On May 23, Kansas City had the opportunity to host Bill Cosby’s “Call Out” in the gymnasium on the campus of MCC-Penn Valley. This tour is traveling around the country as an attempt to spark dialogue within the African American community about such topics as education, health, crime, and family values. Kansas City is the 21st stop for this campaign.
“This whole evening is all about discussion,” stated Penn Valley President Bernard Franklin. “But we hope that after this evening is over, you will come back to discuss with us how we can develop solutions to address these problems.”
When Cosby took the stage, he let them have it. He was only up there for an hour. But in that hour, he touched on many topics that plague the black community. And he did this in plain English. There were no long educated words. So people didn’t have that excuse, “I didn’t understand what he was saying.” It was quite the contrary. In many instances, what he talked about made members of the audience a bit uncomfortable. He called for accountability for their actions as parents.
Cosby talked about discipline and the lack of it within today’s family structure. He talked about getting too comfortable on welfare. “Need more money, have another baby.” And he got on parents for not taking an active role in their children’s education. Although this was directed at the African American community, and the majority attending were African American, the message he delivered could apply to any community. That includes the gay community.
This could not have come at a better time. It came between Mother’s Day and Father’s Day. This is a period that many gay men and women fail to identify with. Many of us are not parents. Many more are parents, but have very little interaction with their offspring, in part due to society’s views on gays as parents. As a result, many of our own children are being raise in either a single parent home or by someone else.
With this loss of family unity come an inability to understand who and what you are. Children need a strong structural background in order to grow. They need to be taught and nurtured as they search for that person that they are destined to become. They need the confidence to be able to take on each challenge that confronts them. Without these skills children are placed at a disadvantage.
Being the product of a broken home, I experienced the process, firsthand. Although I had the luxury of having both my parents in my life (my dad only lived ten blocks from my mom), it was an emotional tug of war between my parents for love and attention. Like so many children in my situation, I was starved for love. And like so many young gays, I made those mistakes of not recognizing what was and was not love. But somehow I persevered and even managed to do a pretty good job of raising my own kids in spite of my lack of parenting skills.
Society has this idea that gays make terrible parents. I have to disagree. We have the same ability as straights to make the right and wrong choices when it comes to bringing up baby. It’s all a matter of commitment and getting involved in your child’s life. But Cosby emphasized the need for parents to become involve in their children’s education. This holds true to any parent, gay or straight. You have to take control. No child should have enough control as to intimidate the parent, yet happens and often. The child needs to know who is boss.
When I was growing up, my parents attended the PTA meetings, any sport or activity I was involved in and knew every teacher that I ever had (And I mean kindergarten through high school). And don’t let me act up in school. The school called my mom one day. When she got there, she took my belt and whipped me in the middle of the hallway….. And I was in the tenth grade.

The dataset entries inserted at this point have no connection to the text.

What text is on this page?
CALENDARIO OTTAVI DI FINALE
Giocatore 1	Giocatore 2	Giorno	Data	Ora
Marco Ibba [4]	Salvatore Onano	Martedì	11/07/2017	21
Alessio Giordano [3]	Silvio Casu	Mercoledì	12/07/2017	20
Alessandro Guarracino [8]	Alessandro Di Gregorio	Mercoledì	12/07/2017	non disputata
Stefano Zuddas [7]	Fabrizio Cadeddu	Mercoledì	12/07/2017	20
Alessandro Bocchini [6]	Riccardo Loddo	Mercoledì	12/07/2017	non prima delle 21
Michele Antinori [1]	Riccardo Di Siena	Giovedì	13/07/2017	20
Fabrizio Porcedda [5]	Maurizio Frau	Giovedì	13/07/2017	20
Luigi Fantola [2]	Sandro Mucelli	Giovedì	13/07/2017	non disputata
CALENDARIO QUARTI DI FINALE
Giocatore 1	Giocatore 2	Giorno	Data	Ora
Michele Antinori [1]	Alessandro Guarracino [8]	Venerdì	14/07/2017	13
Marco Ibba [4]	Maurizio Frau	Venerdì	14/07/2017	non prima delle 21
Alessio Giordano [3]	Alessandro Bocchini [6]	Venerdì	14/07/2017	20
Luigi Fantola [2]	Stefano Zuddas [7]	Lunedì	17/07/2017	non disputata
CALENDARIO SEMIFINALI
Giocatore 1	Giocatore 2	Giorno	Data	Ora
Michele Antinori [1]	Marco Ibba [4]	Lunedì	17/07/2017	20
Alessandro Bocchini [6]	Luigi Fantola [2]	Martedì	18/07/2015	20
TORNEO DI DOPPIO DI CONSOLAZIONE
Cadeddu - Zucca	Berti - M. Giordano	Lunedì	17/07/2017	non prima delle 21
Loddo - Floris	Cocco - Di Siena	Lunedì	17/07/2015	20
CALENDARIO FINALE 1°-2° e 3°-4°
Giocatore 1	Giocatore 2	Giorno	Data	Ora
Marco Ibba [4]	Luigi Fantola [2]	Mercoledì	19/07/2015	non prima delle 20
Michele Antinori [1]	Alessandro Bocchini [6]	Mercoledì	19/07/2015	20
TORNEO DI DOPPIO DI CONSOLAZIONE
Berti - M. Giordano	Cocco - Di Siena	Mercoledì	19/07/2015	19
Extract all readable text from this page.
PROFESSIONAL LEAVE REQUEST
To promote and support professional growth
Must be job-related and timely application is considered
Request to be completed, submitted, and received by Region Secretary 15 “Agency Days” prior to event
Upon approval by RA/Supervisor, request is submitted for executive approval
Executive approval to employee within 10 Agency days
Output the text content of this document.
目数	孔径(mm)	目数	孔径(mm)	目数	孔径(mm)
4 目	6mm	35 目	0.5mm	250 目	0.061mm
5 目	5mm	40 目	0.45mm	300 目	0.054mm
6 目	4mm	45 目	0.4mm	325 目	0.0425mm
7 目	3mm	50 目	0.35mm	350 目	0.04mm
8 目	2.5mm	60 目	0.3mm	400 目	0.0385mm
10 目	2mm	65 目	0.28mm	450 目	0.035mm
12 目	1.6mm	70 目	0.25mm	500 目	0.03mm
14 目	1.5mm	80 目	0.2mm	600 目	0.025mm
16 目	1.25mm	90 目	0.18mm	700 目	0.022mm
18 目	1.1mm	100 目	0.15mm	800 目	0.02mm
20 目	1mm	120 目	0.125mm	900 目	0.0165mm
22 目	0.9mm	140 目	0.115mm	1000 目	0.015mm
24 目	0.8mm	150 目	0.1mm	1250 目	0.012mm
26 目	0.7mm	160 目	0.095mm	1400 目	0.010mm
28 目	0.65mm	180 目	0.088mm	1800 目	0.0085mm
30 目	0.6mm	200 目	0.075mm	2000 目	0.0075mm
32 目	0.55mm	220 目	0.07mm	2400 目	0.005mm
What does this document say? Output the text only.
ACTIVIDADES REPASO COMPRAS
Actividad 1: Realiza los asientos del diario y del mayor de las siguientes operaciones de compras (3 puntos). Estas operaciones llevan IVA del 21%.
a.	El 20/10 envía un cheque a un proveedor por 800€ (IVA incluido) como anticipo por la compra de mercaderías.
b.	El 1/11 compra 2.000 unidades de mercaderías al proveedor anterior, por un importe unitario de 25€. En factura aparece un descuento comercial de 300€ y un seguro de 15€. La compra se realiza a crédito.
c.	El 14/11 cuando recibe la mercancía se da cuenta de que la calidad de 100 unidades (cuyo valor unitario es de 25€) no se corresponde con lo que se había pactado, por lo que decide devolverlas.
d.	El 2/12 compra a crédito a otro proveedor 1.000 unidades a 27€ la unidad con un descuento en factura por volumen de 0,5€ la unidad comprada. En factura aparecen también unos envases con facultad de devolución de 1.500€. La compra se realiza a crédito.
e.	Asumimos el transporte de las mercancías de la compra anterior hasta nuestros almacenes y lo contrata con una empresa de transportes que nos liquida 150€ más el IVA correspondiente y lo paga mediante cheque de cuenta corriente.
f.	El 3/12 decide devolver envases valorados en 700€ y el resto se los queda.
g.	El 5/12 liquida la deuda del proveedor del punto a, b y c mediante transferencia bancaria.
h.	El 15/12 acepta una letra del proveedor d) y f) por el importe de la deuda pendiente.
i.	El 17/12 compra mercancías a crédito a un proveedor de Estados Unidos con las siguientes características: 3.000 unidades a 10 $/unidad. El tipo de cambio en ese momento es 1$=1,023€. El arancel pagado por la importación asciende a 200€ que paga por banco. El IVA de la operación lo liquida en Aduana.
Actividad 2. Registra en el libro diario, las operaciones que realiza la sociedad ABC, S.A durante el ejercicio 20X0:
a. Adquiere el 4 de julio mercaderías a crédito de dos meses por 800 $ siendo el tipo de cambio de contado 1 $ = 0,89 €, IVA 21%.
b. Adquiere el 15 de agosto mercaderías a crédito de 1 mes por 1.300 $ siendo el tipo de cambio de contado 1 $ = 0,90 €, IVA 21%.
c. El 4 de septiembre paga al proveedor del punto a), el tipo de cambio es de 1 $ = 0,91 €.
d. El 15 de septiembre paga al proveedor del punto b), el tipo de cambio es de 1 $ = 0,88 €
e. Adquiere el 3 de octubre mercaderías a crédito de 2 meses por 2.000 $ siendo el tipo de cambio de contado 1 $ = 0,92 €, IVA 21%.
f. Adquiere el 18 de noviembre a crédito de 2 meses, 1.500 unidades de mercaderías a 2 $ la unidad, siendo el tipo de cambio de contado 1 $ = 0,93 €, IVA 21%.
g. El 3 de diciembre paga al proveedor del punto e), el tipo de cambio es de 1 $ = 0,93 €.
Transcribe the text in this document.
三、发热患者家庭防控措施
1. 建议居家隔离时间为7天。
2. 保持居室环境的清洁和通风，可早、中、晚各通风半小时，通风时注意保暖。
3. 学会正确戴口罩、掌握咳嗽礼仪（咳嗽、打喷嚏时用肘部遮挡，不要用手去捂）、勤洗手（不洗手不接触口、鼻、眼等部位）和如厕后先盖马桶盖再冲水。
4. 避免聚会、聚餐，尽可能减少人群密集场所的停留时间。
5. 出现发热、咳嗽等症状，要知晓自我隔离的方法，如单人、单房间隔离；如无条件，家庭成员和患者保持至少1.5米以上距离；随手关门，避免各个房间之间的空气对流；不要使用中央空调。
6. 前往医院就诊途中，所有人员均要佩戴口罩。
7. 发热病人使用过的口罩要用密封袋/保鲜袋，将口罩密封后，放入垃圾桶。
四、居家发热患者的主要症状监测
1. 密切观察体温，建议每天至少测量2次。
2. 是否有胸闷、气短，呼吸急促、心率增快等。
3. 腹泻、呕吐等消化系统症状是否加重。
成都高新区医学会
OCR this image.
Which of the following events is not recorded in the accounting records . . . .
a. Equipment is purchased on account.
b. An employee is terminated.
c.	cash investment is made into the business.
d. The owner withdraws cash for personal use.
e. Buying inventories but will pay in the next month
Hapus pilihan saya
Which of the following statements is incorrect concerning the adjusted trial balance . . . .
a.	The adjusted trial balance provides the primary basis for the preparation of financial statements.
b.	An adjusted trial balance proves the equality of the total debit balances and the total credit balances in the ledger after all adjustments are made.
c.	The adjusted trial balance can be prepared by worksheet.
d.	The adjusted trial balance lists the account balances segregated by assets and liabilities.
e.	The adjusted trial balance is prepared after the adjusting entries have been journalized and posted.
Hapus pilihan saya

Today some might call that child abuse. I call it caring. Thanks to all that “caring”, I graduated from high school, served in the Navy (had a gay time too), and got involved when my kids started school. And just like my parents, I got to know their teachers. And like my parents, I do believe in a little discipline (spanking) when necessary.
Now I’m back in school trying to better myself. And I have had the opportunity to see the results of my child-rearing skills in comparison to my straight counterparts. I’m not saying that I did a super job. However, my children have all finished high school, gone on to college (my youngest son starts college this fall), and none have been to jail. That’s a lot more than some of my straight friends can say about their kids. So it’s not your gender or sexual orientation that plays a key in the development of a child; it is the commitment and time invested in their lives.
What Cosby said was relevant to what is lacking in today’s society. I’m glad that some of the people who attended became uncomfortable. Nothing like someone letting you have the truth. Many of the youth today are headed in a dangerous direction which will land them in jail or the morgue. I was really glad that Cosby came. It was a wakeup call for Kansas City and other metropolitan cities. It time to take on the responsibility of being parents.